Este recinto cultural tiene 10 salas organizadas por orden cronológico: 1) Equidad, principio universal de armonía, 2) Cosmovisión dual del México antiguo, 3) El marianismo novohispano, 4) Las mujeres insurgentes, 5) Libertad y educación, 6) De maestras a revolucionarias, 7) La ciudadanía de las mujeres, 8) Las sufragistas y el Frente Único, 9) De la revolución feminista al presente, 10) Olas del feminismo. También hay una sala llamada “Del feminismo al tiempo presente” y otra que hace un homenaje a las “sufraguistas mexicanas”.
La directora recuerda la misión principal de este espacio: “Queremos que sea un libro abierto para el pueblo, ésa es la labor de los museos.

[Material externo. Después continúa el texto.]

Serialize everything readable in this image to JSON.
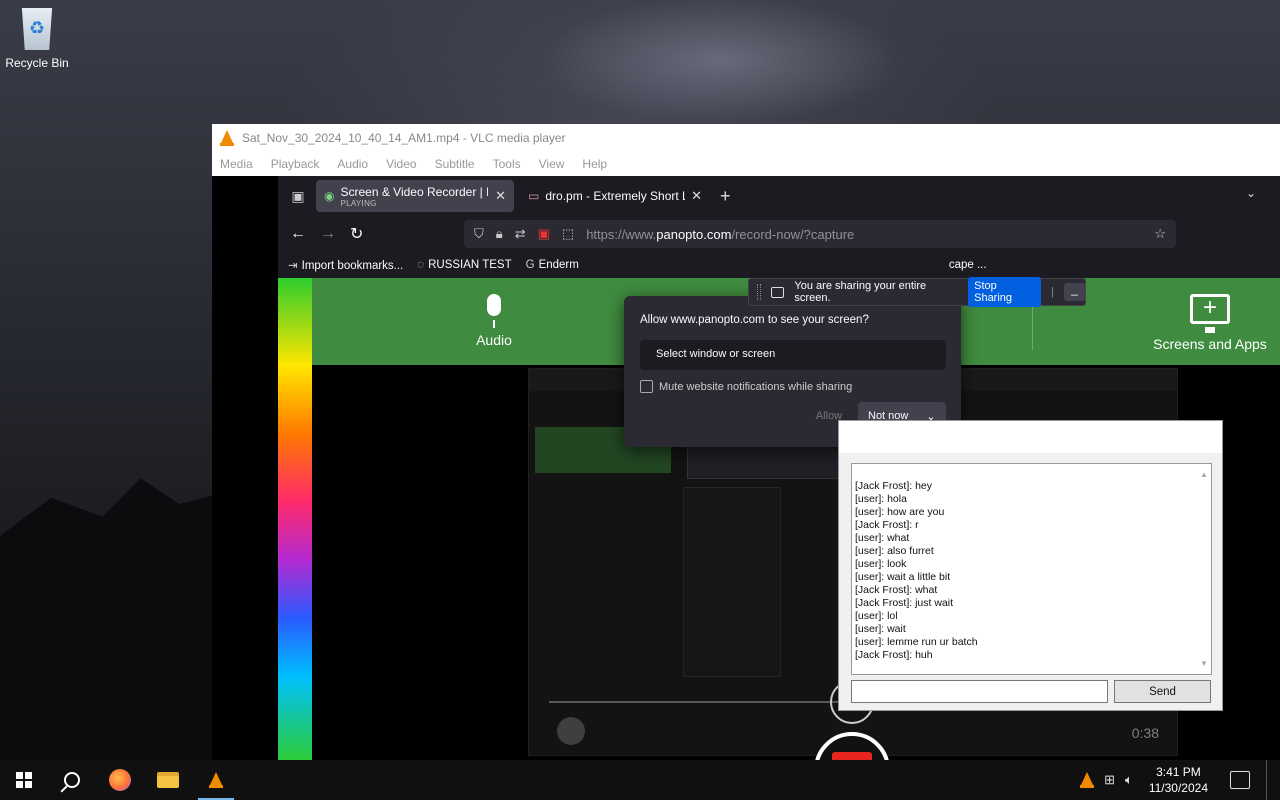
{
  "desktop": {
    "recycle_bin_label": "Recycle Bin"
  },
  "vlc": {
    "title": "Sat_Nov_30_2024_10_40_14_AM1.mp4 - VLC media player",
    "menu": [
      "Media",
      "Playback",
      "Audio",
      "Video",
      "Subtitle",
      "Tools",
      "View",
      "Help"
    ]
  },
  "firefox": {
    "tabs": [
      {
        "title": "Screen & Video Recorder | Panopto",
        "subtitle": "PLAYING",
        "active": true
      },
      {
        "title": "dro.pm - Extremely Short Links",
        "subtitle": "",
        "active": false
      }
    ],
    "url": {
      "prefix": "https://www.",
      "domain": "panopto.com",
      "path": "/record-now/?capture"
    },
    "bookmarks": [
      "Import bookmarks...",
      "RUSSIAN TEST",
      "Enderm",
      "cape ..."
    ]
  },
  "page": {
    "audio_label": "Audio",
    "screens_label": "Screens and Apps",
    "nested_time": "0:38"
  },
  "permission_dialog": {
    "title": "Allow www.panopto.com to see your screen?",
    "select_placeholder": "Select window or screen",
    "mute_label": "Mute website notifications while sharing",
    "allow_label": "Allow",
    "not_now_label": "Not now"
  },
  "sharing_bar": {
    "message": "You are sharing your entire screen.",
    "stop_label": "Stop Sharing",
    "min_label": "_"
  },
  "chat": {
    "messages": [
      "[Jack Frost]: hey",
      "[user]: hola",
      "[user]: how are you",
      "[Jack Frost]: r",
      "[user]: what",
      "[user]: also furret",
      "[user]: look",
      "[user]: wait a little bit",
      "[Jack Frost]: what",
      "[Jack Frost]: just wait",
      "[user]: lol",
      "[user]: wait",
      "[user]: lemme run ur batch",
      "[Jack Frost]: huh"
    ],
    "input_value": "",
    "send_label": "Send"
  },
  "taskbar": {
    "time": "3:41 PM",
    "date": "11/30/2024"
  },
  "colors": {
    "panopto_green": "#3f8b3f",
    "stop_sharing_blue": "#0060df",
    "record_red": "#e8251e",
    "vlc_orange": "#f08a00"
  }
}
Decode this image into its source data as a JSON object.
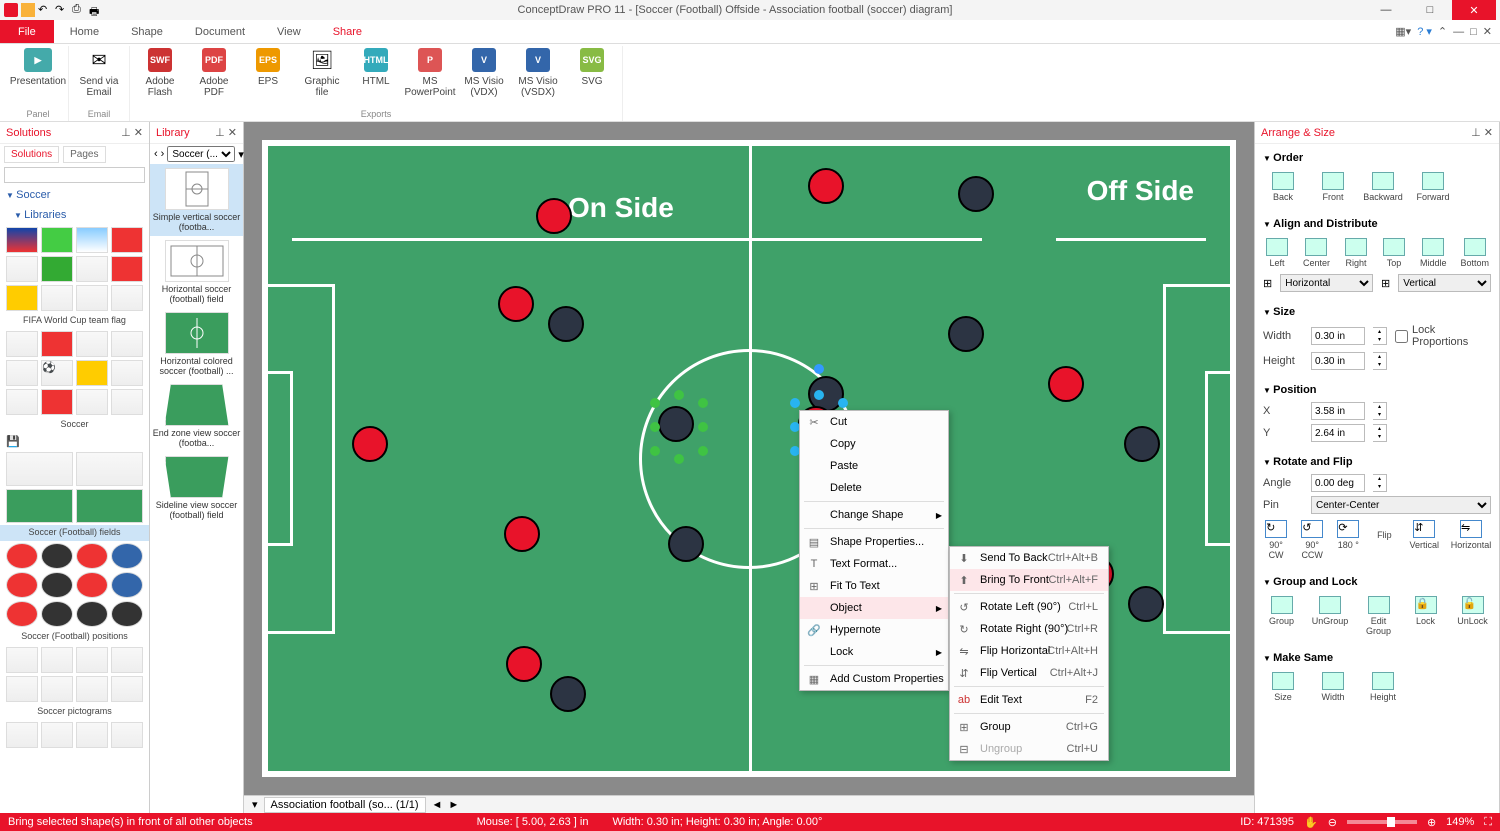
{
  "titlebar": {
    "title": "ConceptDraw PRO 11 - [Soccer (Football) Offside - Association football (soccer) diagram]"
  },
  "menu": {
    "file": "File",
    "home": "Home",
    "shape": "Shape",
    "document": "Document",
    "view": "View",
    "share": "Share"
  },
  "ribbon": {
    "panel_group": "Panel",
    "email_group": "Email",
    "exports_group": "Exports",
    "presentation": "Presentation",
    "sendvia": "Send via Email",
    "flash": "Adobe Flash",
    "pdf": "Adobe PDF",
    "eps": "EPS",
    "graphic": "Graphic file",
    "html": "HTML",
    "ppt": "MS PowerPoint",
    "vdx": "MS Visio (VDX)",
    "vsdx": "MS Visio (VSDX)",
    "svg": "SVG"
  },
  "solutions": {
    "title": "Solutions",
    "tabs": {
      "solutions": "Solutions",
      "pages": "Pages"
    },
    "soccer": "Soccer",
    "libraries": "Libraries",
    "lib1": "FIFA World Cup team flag",
    "lib2": "Soccer",
    "lib3": "Soccer (Football) fields",
    "lib4": "Soccer (Football) positions",
    "lib5": "Soccer pictograms"
  },
  "library": {
    "title": "Library",
    "combo": "Soccer (...",
    "s1": "Simple vertical soccer (footba...",
    "s2": "Horizontal soccer (football) field",
    "s3": "Horizontal colored soccer (football) ...",
    "s4": "End zone view soccer (footba...",
    "s5": "Sideline view soccer (football) field"
  },
  "canvas": {
    "onside": "On Side",
    "offside": "Off Side"
  },
  "ctx1": {
    "cut": "Cut",
    "copy": "Copy",
    "paste": "Paste",
    "delete": "Delete",
    "change": "Change Shape",
    "props": "Shape Properties...",
    "textfmt": "Text Format...",
    "fit": "Fit To Text",
    "object": "Object",
    "hypernote": "Hypernote",
    "lock": "Lock",
    "custom": "Add Custom Properties"
  },
  "ctx2": {
    "sendback": "Send To Back",
    "sendback_sc": "Ctrl+Alt+B",
    "bringfront": "Bring To Front",
    "bringfront_sc": "Ctrl+Alt+F",
    "rotleft": "Rotate Left (90°)",
    "rotleft_sc": "Ctrl+L",
    "rotright": "Rotate Right (90°)",
    "rotright_sc": "Ctrl+R",
    "fliph": "Flip Horizontal",
    "fliph_sc": "Ctrl+Alt+H",
    "flipv": "Flip Vertical",
    "flipv_sc": "Ctrl+Alt+J",
    "edittext": "Edit Text",
    "edittext_sc": "F2",
    "group": "Group",
    "group_sc": "Ctrl+G",
    "ungroup": "Ungroup",
    "ungroup_sc": "Ctrl+U"
  },
  "arrange": {
    "title": "Arrange & Size",
    "order": "Order",
    "back": "Back",
    "front": "Front",
    "backward": "Backward",
    "forward": "Forward",
    "align": "Align and Distribute",
    "left": "Left",
    "center": "Center",
    "right": "Right",
    "top": "Top",
    "middle": "Middle",
    "bottom": "Bottom",
    "horiz": "Horizontal",
    "vert": "Vertical",
    "size": "Size",
    "width": "Width",
    "height": "Height",
    "wv": "0.30 in",
    "hv": "0.30 in",
    "lockprop": "Lock Proportions",
    "position": "Position",
    "x": "X",
    "y": "Y",
    "xv": "3.58 in",
    "yv": "2.64 in",
    "rotate": "Rotate and Flip",
    "angle": "Angle",
    "anglev": "0.00 deg",
    "pin": "Pin",
    "pinv": "Center-Center",
    "r90cw": "90° CW",
    "r90ccw": "90° CCW",
    "r180": "180 °",
    "flip": "Flip",
    "flv": "Vertical",
    "flh": "Horizontal",
    "grouplock": "Group and Lock",
    "grp": "Group",
    "ungrp": "UnGroup",
    "editgrp": "Edit Group",
    "lck": "Lock",
    "unlck": "UnLock",
    "makesame": "Make Same",
    "mssize": "Size",
    "mswidth": "Width",
    "msheight": "Height"
  },
  "doctab": {
    "name": "Association football (so...",
    "pages": "(1/1)"
  },
  "status": {
    "hint": "Bring selected shape(s) in front of all other objects",
    "mouse": "Mouse: [ 5.00, 2.63 ] in",
    "dims": "Width: 0.30 in;  Height: 0.30 in;  Angle: 0.00°",
    "id": "ID: 471395",
    "zoom": "149%"
  }
}
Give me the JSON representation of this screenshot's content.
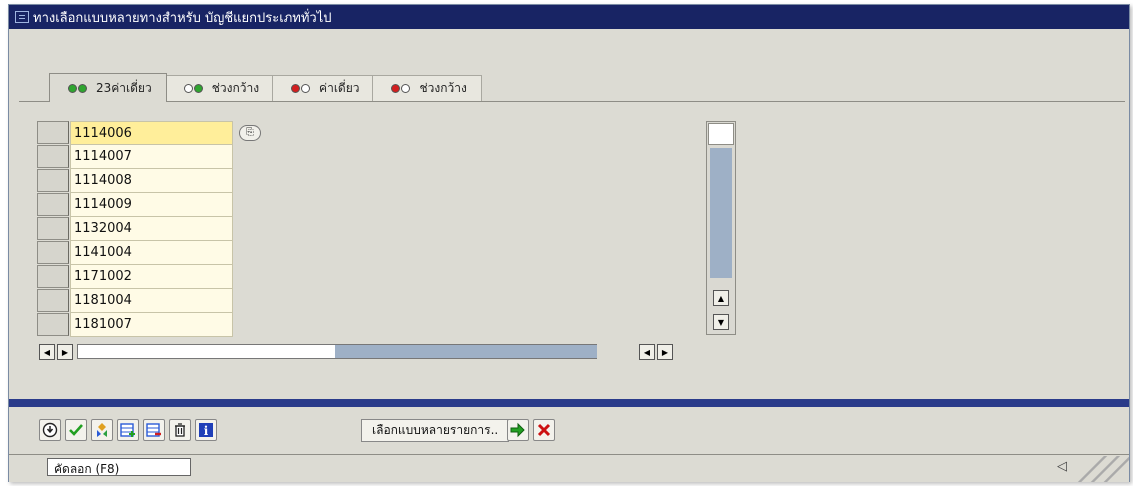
{
  "window": {
    "title": "ทางเลือกแบบหลายทางสำหรับ บัญชีแยกประเภททั่วไป"
  },
  "tabs": [
    {
      "label": "23ค่าเดี่ยว",
      "dots": [
        "g",
        "g"
      ],
      "active": true
    },
    {
      "label": "ช่วงกว้าง",
      "dots": [
        "o",
        "g"
      ],
      "active": false
    },
    {
      "label": "ค่าเดี่ยว",
      "dots": [
        "r",
        "o"
      ],
      "active": false
    },
    {
      "label": "ช่วงกว้าง",
      "dots": [
        "r",
        "o"
      ],
      "active": false
    }
  ],
  "values": [
    "1114006",
    "1114007",
    "1114008",
    "1114009",
    "1132004",
    "1141004",
    "1171002",
    "1181004",
    "1181007"
  ],
  "toolbar": {
    "multiple_selection_label": "เลือกแบบหลายรายการ.."
  },
  "status": {
    "text": "คัดลอก  (F8)"
  },
  "icons": {
    "execute": "execute-icon",
    "check": "check-icon",
    "nav": "options-icon",
    "insert_line": "insert-row-icon",
    "delete_line": "delete-row-icon",
    "trash": "trash-icon",
    "info": "info-icon",
    "import": "import-icon",
    "cancel": "cancel-icon"
  },
  "colors": {
    "titlebar": "#182464",
    "cell": "#fffbe6",
    "focus": "#ffee9a",
    "cancel": "#cc1111",
    "ok": "#22a022"
  }
}
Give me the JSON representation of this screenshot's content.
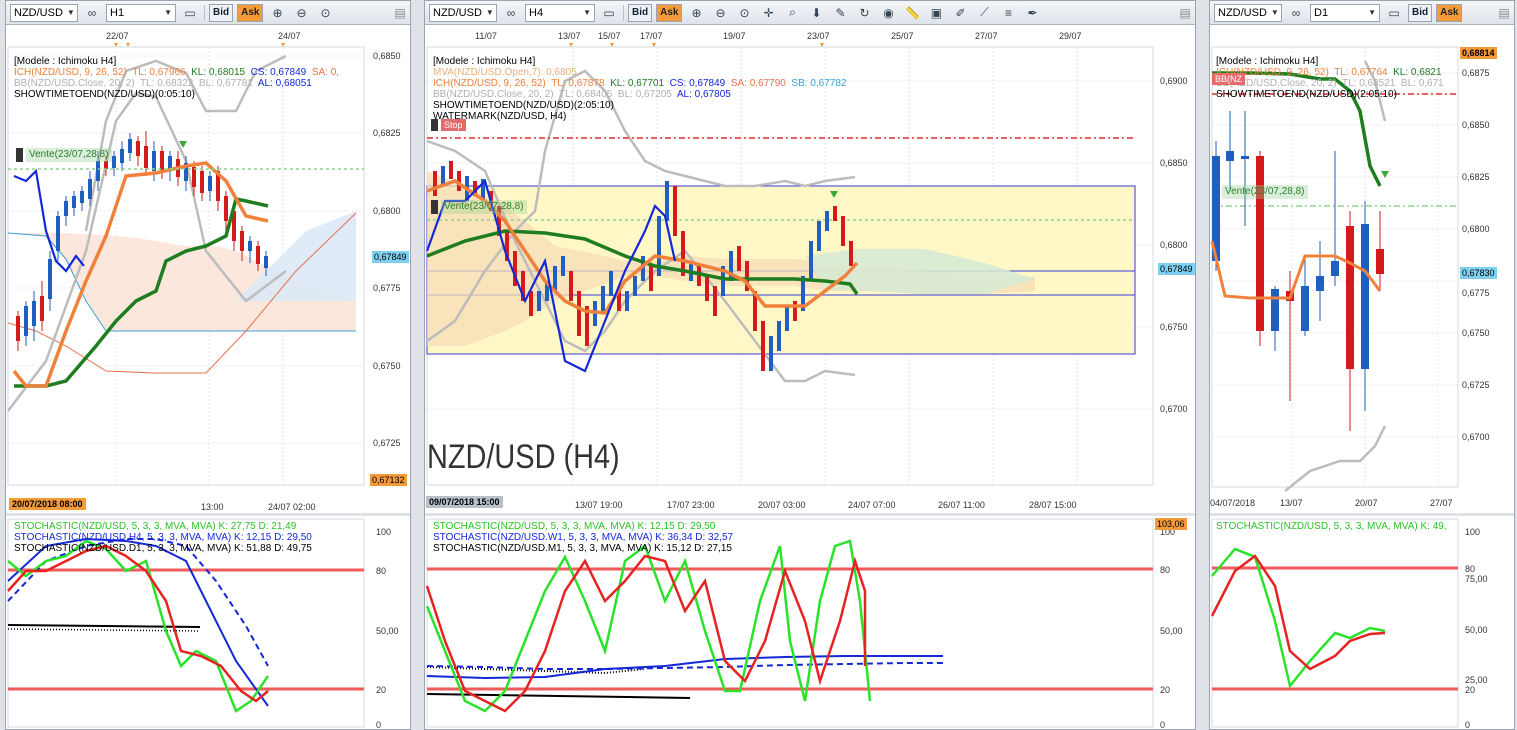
{
  "panel1": {
    "symbol": "NZD/USD",
    "timeframe": "H1",
    "bid": "Bid",
    "ask": "Ask",
    "top_dates": [
      "22/07",
      "24/07"
    ],
    "prices": [
      "0,6850",
      "0,6825",
      "0,6800",
      "0,6775",
      "0,6750",
      "0,6725"
    ],
    "current_price": "0,67849",
    "bottom_price": "0,67132",
    "bottom_left_date": "20/07/2018 08:00",
    "bottom_times": [
      "13:00",
      "24/07 02:00"
    ],
    "overlay": {
      "l1": "[Modele : Ichimoku H4]",
      "l2a": "ICH(NZD/USD, 9, 26, 52)",
      "l2b": "TL: 0,67966",
      "l2c": "KL: 0,68015",
      "l2d": "CS: 0,67849",
      "l2e": "SA: 0,",
      "l3a": "BB(NZD/USD.Close, 20, 2)",
      "l3b": "TL: 0,68322",
      "l3c": "BL: 0,67781",
      "l3d": "AL: 0,68051",
      "l4": "SHOWTIMETOEND(NZD/USD)(0:05:10)"
    },
    "vente": "Vente(23/07,28,8)",
    "stoch": {
      "l1": "STOCHASTIC(NZD/USD, 5, 3, 3, MVA, MVA)  K: 27,75  D: 21,49",
      "l2": "STOCHASTIC(NZD/USD.H4, 5, 3, 3, MVA, MVA)  K: 12,15  D: 29,50",
      "l3": "STOCHASTIC(NZD/USD.D1, 5, 3, 3, MVA, MVA)  K: 51,88  D: 49,75",
      "levels": [
        "100",
        "80",
        "50,00",
        "20",
        "0"
      ]
    }
  },
  "panel2": {
    "symbol": "NZD/USD",
    "timeframe": "H4",
    "bid": "Bid",
    "ask": "Ask",
    "top_dates": [
      "11/07",
      "13/07",
      "15/07",
      "17/07",
      "19/07",
      "23/07",
      "25/07",
      "27/07",
      "29/07"
    ],
    "prices": [
      "0,6900",
      "0,6850",
      "0,6800",
      "0,6750",
      "0,6700"
    ],
    "current_price": "0,67849",
    "bottom_left_date": "09/07/2018 15:00",
    "bottom_times": [
      "13/07 19:00",
      "17/07 23:00",
      "20/07 03:00",
      "24/07 07:00",
      "26/07 11:00",
      "28/07 15:00"
    ],
    "overlay": {
      "l1": "[Modele : Ichimoku H4]",
      "l2": "MVA(NZD/USD.Open,7): 0,6805",
      "l3a": "ICH(NZD/USD, 9, 26, 52)",
      "l3b": "TL: 0,67878",
      "l3c": "KL: 0,67701",
      "l3d": "CS: 0,67849",
      "l3e": "SA: 0,67790",
      "l3f": "SB: 0,67782",
      "l4a": "BB(NZD/USD.Close, 20, 2)",
      "l4b": "TL: 0,68405",
      "l4c": "BL: 0,67205",
      "l4d": "AL: 0,67805",
      "l5": "SHOWTIMETOEND(NZD/USD)(2:05:10)",
      "l6": "WATERMARK(NZD/USD, H4)"
    },
    "stop": "Stop",
    "vente": "Vente(23/07,28,8)",
    "watermark": "NZD/USD (H4)",
    "stoch": {
      "l1": "STOCHASTIC(NZD/USD, 5, 3, 3, MVA, MVA)  K: 12,15  D: 29,50",
      "l2": "STOCHASTIC(NZD/USD.W1, 5, 3, 3, MVA, MVA)  K: 36,34  D: 32,57",
      "l3": "STOCHASTIC(NZD/USD.M1, 5, 3, 3, MVA, MVA)  K: 15,12  D: 27,15",
      "levels": [
        "100",
        "80",
        "50,00",
        "20",
        "0"
      ],
      "top_value": "103,06"
    }
  },
  "panel3": {
    "symbol": "NZD/USD",
    "timeframe": "D1",
    "bid": "Bid",
    "ask": "Ask",
    "prices": [
      "0,6875",
      "0,6850",
      "0,6825",
      "0,6800",
      "0,6775",
      "0,6750",
      "0,6725",
      "0,6700"
    ],
    "top_price": "0,68814",
    "current_price": "0,67830",
    "bottom_dates": [
      "04/07/2018",
      "13/07",
      "20/07",
      "27/07"
    ],
    "overlay": {
      "l1": "[Modele : Ichimoku H4]",
      "l2a": "ICH(NZD/USD, 9, 26, 52)",
      "l2b": "TL: 0,67764",
      "l2c": "KL: 0,6821",
      "l3a": "BB(NZD/USD.Close, 20, 2)",
      "l3b": "TL: 0,68521",
      "l3c": "BL: 0,671",
      "l4": "SHOWTIMETOEND(NZD/USD)(2:05:10)"
    },
    "bb_tag": "BB(NZ",
    "vente": "Vente(23/07,28,8)",
    "stoch": {
      "l1": "STOCHASTIC(NZD/USD, 5, 3, 3, MVA, MVA)  K: 49,",
      "levels": [
        "100",
        "80",
        "75,00",
        "50,00",
        "25,00",
        "20",
        "0"
      ]
    }
  },
  "colors": {
    "ichimoku_tenkan": "#f0813c",
    "ichimoku_kijun": "#1e7d1e",
    "bollinger": "#b7b7b7",
    "candle_up": "#1f5fbf",
    "candle_down": "#d41a1a",
    "stoch_k": "#29e229",
    "stoch_d": "#e62222",
    "level_line": "#ef5a5a",
    "ask_button": "#f39a3a"
  }
}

La difusión de la cultura es una obligación para las que hemos tenido el privilegio de tener una educación universitaria”.
Por último, como parte de la celebración por el 15 aniversario del Museo, menciona algunas de las actividades programadas: exposición de Cintia Bolio sobre “La chamuca”, exposición fotográfica “El caos de la realidad” de Sofía Salgado; conferencias sobre “Memoria feminista”, así como una cronología de los tres primeros lustros del museo, ciclos de conversaciones sobre las mujeres afrolatinas, afrocaribeñas y la diáspora, mujeres “contra el silencio”; presentaciones de libros y ciclos de cine.
Destaca los talleres que impartirán abogadas de la FEMU: “Primeros auxilios ante el Ministerio Público”, “Derecho penal con perspectiva de género” y “Sentencia de derechos humanos nos juzgan a todas”; entre otros.